Questioning the modalities for the planned re-introduction of tolls on the roads, Oluyemi also said: “What is the arrangement in place for the tolling, it would be good if they will introduce electronic tolling and who will be in charge of the tolling – civil servants or private entities, those are the questions that are bothering my mind.”

Road Reform Abandoned

Oluyemi, also explained that there were better ways the government could adopt to fix the country’s roads. According to him, the government has declined to sustain a road reform effort initiated and sustained by the National Assembly through bills they passed and sent to President Muhammadu Buhari to assent to, and open up the country’s road and transport sectors for reform and improvement.

According to him,  the reform bills – the National Roads Fund (NRF) and the Federal Road Authority (FRA) bills would transform the way Nigeria’s highways are managed. He added that their key elements included that the private sector would actively participate the highway sector to ensure that road users’ get maximum comfort from their use of roads in the country.

The government, he however noted, have overlooked the bills and their intentions to reform the highways.

“They are shying away from the reality. We have told them what to do. The NSE for about 50 years now, has been telling the federal government what to do for us to have good roads in Nigeria, but they haven’t considered that and don’t want to go that way, which is for us to have a road sector reforms.

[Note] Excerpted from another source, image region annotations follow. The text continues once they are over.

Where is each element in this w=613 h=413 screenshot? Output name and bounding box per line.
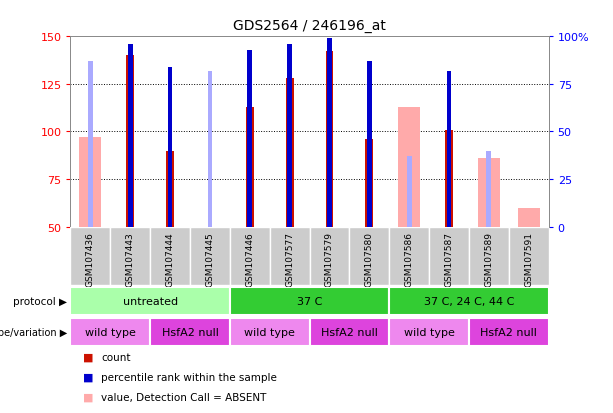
Bar: [246, 107, 254, 227]
Bar: [70, 318, 150, 347]
Bar: [349, 227, 389, 285]
Text: HsfA2 null: HsfA2 null: [481, 328, 537, 337]
Text: count: count: [101, 352, 131, 362]
Bar: [287, 136, 292, 227]
Text: GSM107446: GSM107446: [245, 232, 254, 286]
Text: wild type: wild type: [245, 328, 295, 337]
Text: genotype/variation ▶: genotype/variation ▶: [0, 328, 67, 337]
Bar: [248, 50, 252, 227]
Bar: [518, 208, 539, 227]
Text: GSM107579: GSM107579: [325, 232, 334, 287]
Bar: [365, 140, 373, 227]
Bar: [80, 138, 101, 227]
Text: GSM107580: GSM107580: [365, 232, 374, 287]
Text: untreated: untreated: [123, 297, 178, 306]
Text: wild type: wild type: [85, 328, 135, 337]
Text: GSM107577: GSM107577: [285, 232, 294, 287]
Text: HsfA2 null: HsfA2 null: [321, 328, 378, 337]
Bar: [286, 79, 294, 227]
Text: GSM107589: GSM107589: [484, 232, 493, 287]
Text: ■: ■: [83, 412, 93, 413]
Text: value, Detection Call = ABSENT: value, Detection Call = ABSENT: [101, 392, 267, 402]
Bar: [310, 227, 349, 285]
Bar: [478, 159, 500, 227]
Text: GSM107443: GSM107443: [126, 232, 135, 286]
Bar: [166, 151, 174, 227]
Text: GSM107444: GSM107444: [166, 232, 175, 286]
Bar: [389, 227, 429, 285]
Bar: [429, 227, 469, 285]
Bar: [88, 62, 93, 227]
Text: GSM107591: GSM107591: [524, 232, 533, 287]
Text: 37 C, 24 C, 44 C: 37 C, 24 C, 44 C: [424, 297, 514, 306]
Bar: [389, 287, 549, 316]
Bar: [190, 227, 230, 285]
Bar: [310, 318, 389, 347]
Bar: [367, 62, 371, 227]
Bar: [110, 227, 150, 285]
Text: 37 C: 37 C: [297, 297, 322, 306]
Text: wild type: wild type: [404, 328, 454, 337]
Text: HsfA2 null: HsfA2 null: [162, 328, 218, 337]
Bar: [126, 56, 134, 227]
Text: GDS2564 / 246196_at: GDS2564 / 246196_at: [233, 19, 386, 33]
Bar: [270, 227, 310, 285]
Text: ■: ■: [83, 372, 93, 382]
Text: percentile rank within the sample: percentile rank within the sample: [101, 372, 277, 382]
Text: GSM107587: GSM107587: [444, 232, 454, 287]
Bar: [326, 52, 333, 227]
Text: GSM107436: GSM107436: [86, 232, 95, 287]
Text: rank, Detection Call = ABSENT: rank, Detection Call = ABSENT: [101, 412, 262, 413]
Bar: [389, 318, 469, 347]
Text: GSM107445: GSM107445: [205, 232, 215, 286]
Bar: [407, 157, 411, 227]
Bar: [230, 227, 270, 285]
Bar: [150, 318, 230, 347]
Bar: [445, 130, 453, 227]
Bar: [168, 68, 172, 227]
Bar: [230, 287, 389, 316]
Bar: [230, 318, 310, 347]
Bar: [70, 287, 230, 316]
Bar: [128, 45, 132, 227]
Bar: [398, 107, 420, 227]
Text: GSM107586: GSM107586: [405, 232, 414, 287]
Bar: [208, 71, 212, 227]
Bar: [469, 227, 509, 285]
Bar: [487, 151, 491, 227]
Bar: [447, 71, 451, 227]
Bar: [150, 227, 190, 285]
Bar: [287, 45, 292, 227]
Bar: [469, 318, 549, 347]
Text: ■: ■: [83, 352, 93, 362]
Text: protocol ▶: protocol ▶: [13, 297, 67, 306]
Bar: [509, 227, 549, 285]
Text: ■: ■: [83, 392, 93, 402]
Bar: [70, 227, 110, 285]
Bar: [327, 39, 332, 227]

“The last National Assembly did a lot of work on the bills that were meant to bring up this road sector reforms. We are talking about the Federal Highway Authority bill and Road Fund bill, the National Assembly towards its end sent the bills to the president for assent but he hasn’t assented to them. In those bills, there are several ways we can raise money for the maintenance of the roads, the problem with our roads are majorly maintenance because we build without maintaining for years,” Oluyemi stated.

The engineer believed,  “For us to have longevity of roads in this country, they need to be maintained, they are never maintained. It is very imperative for them to provide money to maintain the roads, for instance in this year’s budget, only N32 billion was appropriated to the FERMA for maintenance of the roads and that does not guarantee the FERMA will get all of that. We are not doing anything as per maintenance.”

“There nowhere in the world where it is only the government that funds road maintenance, most countries have devised alternatives and we have given them these alternatives. Another major challenges on our roads are issues of excessive axle roads on our roads with lots of the trucks you see out there carrying excess loads and spoiling the roads.”

Oluyemi also questioned the government’s application of the axle load regulation it signed into law to ensure roads in the country do not suffer overloading by heavy-duty trucks. “The axle load regulation is also not implemented, and the laxities are there, but the government came and wants to toll roads. Who will pay for roads that are bad? It does not make sense.”